Sharpening the axe on sustainable forestry

The land management technique of sustainable forestry is in the spotlight again this week, and the light is getting pretty hot.
Via Tidepool comes this story from the Eugene Register Guard about this week's Public Interest Environmental Law conference (PIELC.ORG) at the University of Oregon. The issue is between those who favor some sort of sustainable forestry, or thinning, and those who oppose any kind of cutting at all. What's interesting is who is lining up on the various sides. According to the article...
"At the conference, members of the Sierra Club and the Native Forest Council will undergo their annual renewal of vows to end commercial logging on federal land. Meanwhile, the Cascadia Wildlands Project and the Oregon Natural Resources Council will argue that there should be more logging - and more logging jobs and wood for mills - on federal lands. They're talking about thinning, not clear-cuts.
But the very idea of environmentalists touting a logging regimen raises the hackles of some in the zero-cut crowd.
"I consider these (pro-logging) people either corrupt, naive or heavily indoctrinated lemmings and sheep," said Tim Hermach of the Eugene-based Native Forest Council, which has 3,000 members nationally.

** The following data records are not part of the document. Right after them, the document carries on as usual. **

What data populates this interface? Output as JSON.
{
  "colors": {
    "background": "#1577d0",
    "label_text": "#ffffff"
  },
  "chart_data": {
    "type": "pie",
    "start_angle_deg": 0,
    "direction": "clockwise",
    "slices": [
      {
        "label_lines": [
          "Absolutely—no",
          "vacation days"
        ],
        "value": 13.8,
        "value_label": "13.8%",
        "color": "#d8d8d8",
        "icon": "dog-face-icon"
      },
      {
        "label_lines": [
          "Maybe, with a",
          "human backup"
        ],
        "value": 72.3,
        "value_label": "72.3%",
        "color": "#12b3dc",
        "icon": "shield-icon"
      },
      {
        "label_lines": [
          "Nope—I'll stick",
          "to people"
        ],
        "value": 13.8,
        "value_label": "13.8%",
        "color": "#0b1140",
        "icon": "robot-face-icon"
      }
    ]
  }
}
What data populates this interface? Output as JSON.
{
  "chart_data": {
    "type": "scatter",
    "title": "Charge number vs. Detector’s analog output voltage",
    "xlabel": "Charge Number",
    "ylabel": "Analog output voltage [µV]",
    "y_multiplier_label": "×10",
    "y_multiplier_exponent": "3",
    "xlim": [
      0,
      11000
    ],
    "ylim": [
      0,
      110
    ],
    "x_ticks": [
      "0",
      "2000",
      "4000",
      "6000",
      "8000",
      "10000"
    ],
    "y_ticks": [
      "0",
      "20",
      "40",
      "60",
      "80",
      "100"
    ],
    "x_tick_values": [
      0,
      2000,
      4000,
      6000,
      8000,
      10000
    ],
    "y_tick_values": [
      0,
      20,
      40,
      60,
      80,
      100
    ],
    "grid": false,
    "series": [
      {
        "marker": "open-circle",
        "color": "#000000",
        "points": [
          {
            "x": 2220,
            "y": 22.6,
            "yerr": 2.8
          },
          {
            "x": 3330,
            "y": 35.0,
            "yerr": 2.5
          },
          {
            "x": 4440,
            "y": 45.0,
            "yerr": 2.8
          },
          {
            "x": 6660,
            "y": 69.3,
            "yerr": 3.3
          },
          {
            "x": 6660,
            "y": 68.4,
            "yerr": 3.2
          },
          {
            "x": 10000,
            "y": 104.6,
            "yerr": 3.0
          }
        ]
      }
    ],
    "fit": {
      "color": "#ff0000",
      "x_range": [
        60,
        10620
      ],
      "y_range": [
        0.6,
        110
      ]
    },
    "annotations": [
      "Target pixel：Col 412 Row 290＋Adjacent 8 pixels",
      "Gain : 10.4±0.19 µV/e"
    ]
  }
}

In the topsy-turvy world of new environmentalism, the loudest voices for increased logging have emerged from the radical, tree-sitting Earth First! group. And the stubborn, zero-cut stance comes from the large and venerable Sierra Club.
A switch in philosophy
The environmentalists now in favor of logging have read scientific articles and come to the conclusion that more cutting would be better for the forests, said James Johnston, executive director of the Eugene-based Cascadia Wildlands Project, which has 600 members.
A series of studies out of Northwest universities in the past decade has shown that human-planted fir trees on federal land are unlikely to turn into old growth forests without thinning. "

The environmental debate is indeed changing.